A good friend in graduate school, who was much better schooled in the classics than I, once remarked that "everyone is either a Platonist or an Aristotelian." Plato, as I understand it, sought ideal forms underlying the imperfect reality that we see, but was prone to imposing philosophical prejudices on uncooperative facts. Aristotle was happy to catalog the diversity of Nature, with less need for organizing principles, but could be accused of "stamp collecting." Even after a couple of millennia, differences as to what constitutes an interesting or beautiful science continue cause mutual incomprehension between scientists from different specialties.
Some of the differences are inherent in the types of experiments available. For example, "historical" sciences like astronomy and archaeology are pretty much limited to learning what happened in the past. They can invent better ways to learn about it, and they can devise new explanations, but they can't change it. In contrast, physics and chemistry--and to a growing extent biology-- pose hypothetical questions, and test their understanding by predicting the responses to new, previously untested situations. Experiments make it harder for researchers to fool themselves by making up plausible, but untestable, "Just So Stories."

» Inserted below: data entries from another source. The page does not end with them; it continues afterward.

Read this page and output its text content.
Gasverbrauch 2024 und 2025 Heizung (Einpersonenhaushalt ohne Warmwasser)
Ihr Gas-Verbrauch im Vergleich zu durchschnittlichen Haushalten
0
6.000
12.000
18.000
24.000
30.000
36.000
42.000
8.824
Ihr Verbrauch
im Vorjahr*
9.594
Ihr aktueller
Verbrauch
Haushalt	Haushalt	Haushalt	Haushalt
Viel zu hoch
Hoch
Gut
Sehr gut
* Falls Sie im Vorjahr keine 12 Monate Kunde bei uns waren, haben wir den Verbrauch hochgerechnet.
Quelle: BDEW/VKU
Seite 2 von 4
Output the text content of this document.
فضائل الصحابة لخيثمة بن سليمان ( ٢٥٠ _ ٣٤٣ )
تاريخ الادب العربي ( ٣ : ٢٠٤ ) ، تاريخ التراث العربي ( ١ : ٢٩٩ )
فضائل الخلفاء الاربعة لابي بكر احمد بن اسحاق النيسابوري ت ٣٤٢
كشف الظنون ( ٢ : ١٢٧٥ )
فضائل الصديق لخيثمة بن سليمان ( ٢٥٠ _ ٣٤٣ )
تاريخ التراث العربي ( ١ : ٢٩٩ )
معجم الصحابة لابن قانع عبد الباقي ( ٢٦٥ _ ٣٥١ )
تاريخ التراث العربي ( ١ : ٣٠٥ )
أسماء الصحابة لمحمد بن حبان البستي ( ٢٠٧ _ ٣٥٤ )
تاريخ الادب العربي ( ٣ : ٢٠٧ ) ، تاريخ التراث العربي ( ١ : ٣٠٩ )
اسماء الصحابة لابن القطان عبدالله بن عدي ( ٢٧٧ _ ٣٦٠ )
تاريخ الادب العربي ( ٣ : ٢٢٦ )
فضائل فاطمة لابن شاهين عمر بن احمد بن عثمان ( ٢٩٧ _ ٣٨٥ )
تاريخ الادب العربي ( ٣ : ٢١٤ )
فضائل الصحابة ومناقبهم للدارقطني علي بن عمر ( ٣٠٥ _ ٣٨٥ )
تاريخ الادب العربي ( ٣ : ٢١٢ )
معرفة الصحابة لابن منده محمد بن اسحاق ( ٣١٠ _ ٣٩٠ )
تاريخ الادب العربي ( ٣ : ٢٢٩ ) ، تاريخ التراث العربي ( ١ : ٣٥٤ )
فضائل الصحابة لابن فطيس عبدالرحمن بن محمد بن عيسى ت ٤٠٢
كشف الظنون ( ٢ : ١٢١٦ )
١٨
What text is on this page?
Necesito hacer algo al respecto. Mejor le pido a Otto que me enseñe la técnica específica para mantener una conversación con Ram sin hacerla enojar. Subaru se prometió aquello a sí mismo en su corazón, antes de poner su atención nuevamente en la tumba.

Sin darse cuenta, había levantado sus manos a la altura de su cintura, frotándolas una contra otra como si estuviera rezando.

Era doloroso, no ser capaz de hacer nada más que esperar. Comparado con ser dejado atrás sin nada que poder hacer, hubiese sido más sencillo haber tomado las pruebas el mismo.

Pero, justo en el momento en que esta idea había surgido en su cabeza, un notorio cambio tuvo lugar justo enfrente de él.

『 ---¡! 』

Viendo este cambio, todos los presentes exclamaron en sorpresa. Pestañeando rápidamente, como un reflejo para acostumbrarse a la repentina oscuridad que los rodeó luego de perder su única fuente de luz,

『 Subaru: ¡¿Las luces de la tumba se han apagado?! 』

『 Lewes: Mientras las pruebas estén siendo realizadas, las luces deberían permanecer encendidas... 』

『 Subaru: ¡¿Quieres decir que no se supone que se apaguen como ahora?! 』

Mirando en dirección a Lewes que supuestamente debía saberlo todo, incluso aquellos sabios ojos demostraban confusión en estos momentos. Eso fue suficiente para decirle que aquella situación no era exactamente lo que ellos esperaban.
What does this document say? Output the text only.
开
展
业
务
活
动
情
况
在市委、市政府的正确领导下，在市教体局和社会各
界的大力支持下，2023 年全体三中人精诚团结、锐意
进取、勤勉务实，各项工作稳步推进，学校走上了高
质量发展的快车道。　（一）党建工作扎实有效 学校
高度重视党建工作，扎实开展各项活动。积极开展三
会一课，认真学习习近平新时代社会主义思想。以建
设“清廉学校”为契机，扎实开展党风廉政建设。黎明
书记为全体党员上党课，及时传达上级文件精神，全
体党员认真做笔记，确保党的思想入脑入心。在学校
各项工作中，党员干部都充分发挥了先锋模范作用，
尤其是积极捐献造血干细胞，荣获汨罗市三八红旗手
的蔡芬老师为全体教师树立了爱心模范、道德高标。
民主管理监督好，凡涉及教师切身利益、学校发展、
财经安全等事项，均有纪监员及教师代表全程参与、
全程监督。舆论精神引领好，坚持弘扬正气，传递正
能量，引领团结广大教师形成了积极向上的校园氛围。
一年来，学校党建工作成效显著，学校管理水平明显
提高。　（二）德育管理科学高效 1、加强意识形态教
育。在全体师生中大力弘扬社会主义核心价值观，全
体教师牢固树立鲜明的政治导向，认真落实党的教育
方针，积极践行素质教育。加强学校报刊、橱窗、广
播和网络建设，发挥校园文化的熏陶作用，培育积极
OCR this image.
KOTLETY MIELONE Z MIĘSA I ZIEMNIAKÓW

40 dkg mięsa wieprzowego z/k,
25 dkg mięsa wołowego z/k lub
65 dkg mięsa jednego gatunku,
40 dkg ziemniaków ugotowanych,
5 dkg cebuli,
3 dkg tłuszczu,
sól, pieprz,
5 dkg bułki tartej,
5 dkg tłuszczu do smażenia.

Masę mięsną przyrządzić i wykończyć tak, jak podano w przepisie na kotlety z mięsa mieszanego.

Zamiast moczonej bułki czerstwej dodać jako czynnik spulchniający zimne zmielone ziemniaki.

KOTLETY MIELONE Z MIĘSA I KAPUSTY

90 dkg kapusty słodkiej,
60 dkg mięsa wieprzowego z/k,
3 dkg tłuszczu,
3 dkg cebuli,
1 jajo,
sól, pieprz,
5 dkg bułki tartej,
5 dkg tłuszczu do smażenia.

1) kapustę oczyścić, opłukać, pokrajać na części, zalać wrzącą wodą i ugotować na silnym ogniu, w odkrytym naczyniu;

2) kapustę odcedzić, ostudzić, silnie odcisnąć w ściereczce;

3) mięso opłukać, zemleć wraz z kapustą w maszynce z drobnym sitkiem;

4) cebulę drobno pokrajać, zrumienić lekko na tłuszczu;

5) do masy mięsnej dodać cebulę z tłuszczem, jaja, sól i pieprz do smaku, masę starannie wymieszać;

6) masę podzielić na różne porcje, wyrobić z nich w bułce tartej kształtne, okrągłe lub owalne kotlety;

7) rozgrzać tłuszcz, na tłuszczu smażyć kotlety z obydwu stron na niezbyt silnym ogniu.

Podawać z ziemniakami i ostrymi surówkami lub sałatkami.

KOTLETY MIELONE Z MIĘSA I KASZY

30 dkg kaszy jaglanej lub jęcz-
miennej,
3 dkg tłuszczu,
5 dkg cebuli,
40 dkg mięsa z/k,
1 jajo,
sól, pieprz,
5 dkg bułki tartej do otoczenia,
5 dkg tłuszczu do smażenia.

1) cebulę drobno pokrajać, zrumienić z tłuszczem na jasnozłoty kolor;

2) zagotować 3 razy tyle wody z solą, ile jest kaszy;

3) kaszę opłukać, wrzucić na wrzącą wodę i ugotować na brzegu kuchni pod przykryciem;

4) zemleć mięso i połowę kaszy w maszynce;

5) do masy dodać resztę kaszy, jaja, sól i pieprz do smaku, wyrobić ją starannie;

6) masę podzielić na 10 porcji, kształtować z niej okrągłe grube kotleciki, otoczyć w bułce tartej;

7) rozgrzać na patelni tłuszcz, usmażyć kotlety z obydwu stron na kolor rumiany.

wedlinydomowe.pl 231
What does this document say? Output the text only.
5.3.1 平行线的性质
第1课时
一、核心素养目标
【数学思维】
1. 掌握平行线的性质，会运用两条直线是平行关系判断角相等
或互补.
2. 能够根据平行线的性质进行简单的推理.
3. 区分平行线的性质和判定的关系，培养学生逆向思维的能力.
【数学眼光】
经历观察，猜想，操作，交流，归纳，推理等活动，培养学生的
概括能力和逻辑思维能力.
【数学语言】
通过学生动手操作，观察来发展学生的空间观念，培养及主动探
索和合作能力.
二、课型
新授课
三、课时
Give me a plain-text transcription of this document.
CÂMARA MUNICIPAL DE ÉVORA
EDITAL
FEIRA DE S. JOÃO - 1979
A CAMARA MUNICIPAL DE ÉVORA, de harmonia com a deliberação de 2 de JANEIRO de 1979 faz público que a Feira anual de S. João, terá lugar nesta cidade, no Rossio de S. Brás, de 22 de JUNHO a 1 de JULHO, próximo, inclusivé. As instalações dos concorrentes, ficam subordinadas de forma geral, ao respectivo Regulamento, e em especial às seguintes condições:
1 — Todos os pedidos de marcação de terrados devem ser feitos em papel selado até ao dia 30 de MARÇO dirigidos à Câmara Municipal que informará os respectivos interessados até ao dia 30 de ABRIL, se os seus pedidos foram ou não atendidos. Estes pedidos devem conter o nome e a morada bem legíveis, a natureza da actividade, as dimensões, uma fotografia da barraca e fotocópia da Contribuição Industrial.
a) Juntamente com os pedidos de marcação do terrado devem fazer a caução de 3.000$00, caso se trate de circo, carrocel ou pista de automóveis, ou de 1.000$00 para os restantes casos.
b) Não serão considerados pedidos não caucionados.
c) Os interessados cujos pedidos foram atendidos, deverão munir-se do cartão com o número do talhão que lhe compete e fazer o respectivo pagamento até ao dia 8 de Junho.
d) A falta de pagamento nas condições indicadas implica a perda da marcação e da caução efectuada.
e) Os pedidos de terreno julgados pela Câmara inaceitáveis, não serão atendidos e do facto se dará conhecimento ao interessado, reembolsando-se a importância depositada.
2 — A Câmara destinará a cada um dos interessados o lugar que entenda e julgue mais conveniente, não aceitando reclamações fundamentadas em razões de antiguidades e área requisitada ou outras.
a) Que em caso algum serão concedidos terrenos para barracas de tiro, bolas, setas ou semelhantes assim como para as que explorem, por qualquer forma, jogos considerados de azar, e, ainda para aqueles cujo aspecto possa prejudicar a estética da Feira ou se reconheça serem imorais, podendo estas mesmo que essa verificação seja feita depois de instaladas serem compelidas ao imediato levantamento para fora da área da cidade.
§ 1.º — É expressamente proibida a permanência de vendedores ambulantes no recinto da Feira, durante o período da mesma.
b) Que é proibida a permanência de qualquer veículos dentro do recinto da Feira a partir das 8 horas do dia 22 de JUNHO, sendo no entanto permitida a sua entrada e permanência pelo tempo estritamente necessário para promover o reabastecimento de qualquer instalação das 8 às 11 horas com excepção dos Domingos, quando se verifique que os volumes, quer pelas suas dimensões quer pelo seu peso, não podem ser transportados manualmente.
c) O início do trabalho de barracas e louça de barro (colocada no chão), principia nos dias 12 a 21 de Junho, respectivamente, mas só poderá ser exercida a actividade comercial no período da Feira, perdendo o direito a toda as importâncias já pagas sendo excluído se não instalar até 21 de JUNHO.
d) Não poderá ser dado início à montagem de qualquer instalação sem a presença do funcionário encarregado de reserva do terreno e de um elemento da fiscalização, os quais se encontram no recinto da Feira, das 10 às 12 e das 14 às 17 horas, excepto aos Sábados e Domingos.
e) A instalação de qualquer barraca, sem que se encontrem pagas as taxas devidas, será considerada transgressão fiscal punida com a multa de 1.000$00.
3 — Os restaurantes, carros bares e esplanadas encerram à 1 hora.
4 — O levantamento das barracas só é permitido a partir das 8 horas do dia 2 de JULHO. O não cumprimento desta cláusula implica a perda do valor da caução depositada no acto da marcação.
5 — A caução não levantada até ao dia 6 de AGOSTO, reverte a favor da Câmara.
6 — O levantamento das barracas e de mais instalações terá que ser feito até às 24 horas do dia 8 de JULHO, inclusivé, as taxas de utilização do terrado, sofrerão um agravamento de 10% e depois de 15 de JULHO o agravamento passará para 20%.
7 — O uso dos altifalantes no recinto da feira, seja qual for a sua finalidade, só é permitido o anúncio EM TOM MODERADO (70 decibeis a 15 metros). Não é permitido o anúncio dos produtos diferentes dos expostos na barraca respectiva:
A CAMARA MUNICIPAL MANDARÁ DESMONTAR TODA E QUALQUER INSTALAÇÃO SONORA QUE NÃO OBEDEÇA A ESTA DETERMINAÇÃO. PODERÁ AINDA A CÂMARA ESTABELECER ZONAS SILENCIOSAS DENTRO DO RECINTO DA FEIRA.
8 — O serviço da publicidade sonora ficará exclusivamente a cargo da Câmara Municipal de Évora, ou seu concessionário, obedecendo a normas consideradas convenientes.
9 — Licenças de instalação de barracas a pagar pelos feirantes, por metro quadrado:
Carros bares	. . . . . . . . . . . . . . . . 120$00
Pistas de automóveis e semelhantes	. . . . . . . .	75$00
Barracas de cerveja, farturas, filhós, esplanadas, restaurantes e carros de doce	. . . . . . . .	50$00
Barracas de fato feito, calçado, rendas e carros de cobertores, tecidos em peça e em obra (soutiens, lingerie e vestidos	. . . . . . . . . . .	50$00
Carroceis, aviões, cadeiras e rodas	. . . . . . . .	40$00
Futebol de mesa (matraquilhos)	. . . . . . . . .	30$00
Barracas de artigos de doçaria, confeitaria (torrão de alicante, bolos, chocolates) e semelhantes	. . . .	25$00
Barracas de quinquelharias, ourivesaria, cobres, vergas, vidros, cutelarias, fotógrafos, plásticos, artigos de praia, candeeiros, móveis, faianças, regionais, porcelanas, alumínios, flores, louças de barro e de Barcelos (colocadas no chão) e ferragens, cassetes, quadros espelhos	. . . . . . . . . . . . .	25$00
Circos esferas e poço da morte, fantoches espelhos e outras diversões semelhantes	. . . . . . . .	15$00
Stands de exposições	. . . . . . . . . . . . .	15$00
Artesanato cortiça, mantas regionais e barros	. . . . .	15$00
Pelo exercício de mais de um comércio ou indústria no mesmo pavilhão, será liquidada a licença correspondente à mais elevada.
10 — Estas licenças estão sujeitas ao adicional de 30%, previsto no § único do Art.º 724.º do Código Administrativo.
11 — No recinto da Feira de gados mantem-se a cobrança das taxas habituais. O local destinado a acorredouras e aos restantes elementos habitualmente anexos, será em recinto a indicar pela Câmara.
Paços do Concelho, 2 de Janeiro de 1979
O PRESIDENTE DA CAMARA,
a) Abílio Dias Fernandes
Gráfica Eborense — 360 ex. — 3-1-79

Other differences reflect the nature of the subject matter. Physicists are fond of invoking "Occam's razor," which states that among possible explanations, the simplest is probably the best. This works pretty well in physics, but many physicists seem to regard Occam's razor as a law of nature itself, rather than a heuristic or guide for further tests.
In biology the situation is quite different. Frequently, if more than one mechanism might explain a biological phenomenon, they're all true, with maybe a couple of others that no one thought of yet! Perhaps the mechanisms act in different species or in different situations, or they may act cooperatively or competitively in a single organism, as part of a complex web of interactions. It's still important to avoid unnecessary complications in the explanations, but Occam's razor is a lot less useful for biology, and interpreting the experiments, and devising new ones that really test assumptions, can be a lot harder.
Quantitative mathematical experiments are increasingly important in biology, and genetic and other tools let researchers test the response to ever more perturbations of biology, rather than merely observing what evolution has produced. But the starting point is still what evolution has produced: complex interacting systems with many components playing multiple roles. For these systems, trying to cast everything in the simplest possible terms doesn't always work.